There can be few men in public life so brave and yet so self-effacing as Liberal Democrat education spokesman Don Foster, as shown by the following story - which we reprint with thanks to the Daily Telegraph.

“Police are warning the public not to follow the example of a Liberal Democrat MP who ran barefoot after an armed robber. They urged people to be more cautious and consider their own safety.

“Don Foster, MP for Bath, acted after his accountant, Wendy Pope, was robbed at gunpoint outside his home in Belgravia on Sunday night. They chased the thief for 100 yards before he disappeared.”

And that, sadly, is all the detail we have. Mr Foster, asked to expand further on his bravery, would only say - with great modesty: “I have much more important things to talk about, like education.” Give that man a medal!

Champagne corks will be popping in the London borough of Newham at midnight when Graham Lane’s membership of the Socialist Educational Association expires after what seems like decades.

Carborundum regulars may recall that this once-mighty organisation has been in schism for months - effectively with one faction led by chair Max Morris and the other by general secretary Mr Lane, who is also a leading light in local authority politics. At the heart of the dispute, according to Mr Lane, was the position of the organisation vis-a-vis the Government.

In recent months the situation has turned into farce. The national executive committee effectively split into major (Lane) and minor (Morris) factions, both claiming the exclusive right to run things. Morris suspended Lane for bringing the organisation into dispute: Lane et al argued that since there had been a vote of no confidence in Morris, he had no power to do this. But last Saturday they reinstated him anyway.

Meanwhile, the Morris faction threatened court action to get the membership database out of Lane (who said he didn’t have it), while Lane took legal advice. Confused? And that’s the simple versionI In the midst of all this, membership has halved to 750, transforming it from one of the party’s largest affiliated organisations to one of the smallest.

Anyway, sense has finally prevailed and the Labour party is to run the upcoming elections for a new NEC, pleasing both Lane and Morris who are in rare unanimity. Mind you, they didn’t arrange it together: one went in the morning and one in the afternoon.
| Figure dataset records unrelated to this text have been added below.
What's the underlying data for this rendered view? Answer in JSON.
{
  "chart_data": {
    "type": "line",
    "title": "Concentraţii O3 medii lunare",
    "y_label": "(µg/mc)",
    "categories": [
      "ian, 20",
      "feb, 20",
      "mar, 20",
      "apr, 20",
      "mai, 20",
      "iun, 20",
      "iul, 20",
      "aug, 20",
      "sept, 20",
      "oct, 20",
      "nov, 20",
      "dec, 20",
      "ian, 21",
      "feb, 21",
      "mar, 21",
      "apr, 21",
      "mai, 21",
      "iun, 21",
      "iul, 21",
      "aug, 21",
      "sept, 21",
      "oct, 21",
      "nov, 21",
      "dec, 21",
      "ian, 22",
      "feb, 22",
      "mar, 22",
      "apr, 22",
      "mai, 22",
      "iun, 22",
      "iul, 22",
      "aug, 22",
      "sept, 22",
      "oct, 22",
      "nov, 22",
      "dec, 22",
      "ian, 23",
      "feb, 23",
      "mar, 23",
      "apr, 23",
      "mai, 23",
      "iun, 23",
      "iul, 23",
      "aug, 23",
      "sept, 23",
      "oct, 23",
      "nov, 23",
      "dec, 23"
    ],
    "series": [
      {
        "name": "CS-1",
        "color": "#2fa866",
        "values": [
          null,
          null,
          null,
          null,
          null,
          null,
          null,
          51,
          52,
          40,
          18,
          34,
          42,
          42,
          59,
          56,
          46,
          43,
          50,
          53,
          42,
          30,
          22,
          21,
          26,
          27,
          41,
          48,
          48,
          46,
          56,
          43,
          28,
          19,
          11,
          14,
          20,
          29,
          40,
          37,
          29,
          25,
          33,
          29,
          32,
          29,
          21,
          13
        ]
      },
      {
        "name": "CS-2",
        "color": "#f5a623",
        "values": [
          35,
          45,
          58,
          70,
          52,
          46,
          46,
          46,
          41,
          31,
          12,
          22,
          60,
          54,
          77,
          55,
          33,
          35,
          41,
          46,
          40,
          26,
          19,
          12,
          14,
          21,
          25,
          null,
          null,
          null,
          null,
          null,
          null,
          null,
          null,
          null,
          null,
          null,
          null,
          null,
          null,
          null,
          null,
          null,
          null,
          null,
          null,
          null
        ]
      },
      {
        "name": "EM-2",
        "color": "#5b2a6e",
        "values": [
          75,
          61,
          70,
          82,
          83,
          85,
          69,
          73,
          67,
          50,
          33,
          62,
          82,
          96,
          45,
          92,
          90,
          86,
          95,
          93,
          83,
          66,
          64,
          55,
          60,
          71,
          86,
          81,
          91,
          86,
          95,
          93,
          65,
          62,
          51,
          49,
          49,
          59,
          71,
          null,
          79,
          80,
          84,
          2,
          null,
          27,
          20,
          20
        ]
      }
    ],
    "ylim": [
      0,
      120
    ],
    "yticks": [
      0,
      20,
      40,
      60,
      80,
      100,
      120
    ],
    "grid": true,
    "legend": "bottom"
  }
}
So this could be the end of the saga? Well, perhaps. Except that the ballot papers contain a clause declaring that the SEA accepts Labour party policy. The candidates fall largely into two slates (in other words, the current factions), all apart from the doughty Fred Riddell, recently retired from Nottinghamshire’s chair of education.

The last word should go to Mr Lane: “Whoever wins is going to find it’s not exactly glamorous. They can look forward to a lot of photocopying and sticking stamps on envelopes,” he grins. And fingers that bottle of champagne.

The last word should go to Walkergate junior school in Tyneside, where a teacher gently broke the news to a parent that her daughter was not doing any homework. This elicited the somewhat surprising answer: “That’s my fault. When she brings homework home and shows it to me, I say, ‘you can put that in the bin! Those teachers have enough to do without bothering them for extra work’.”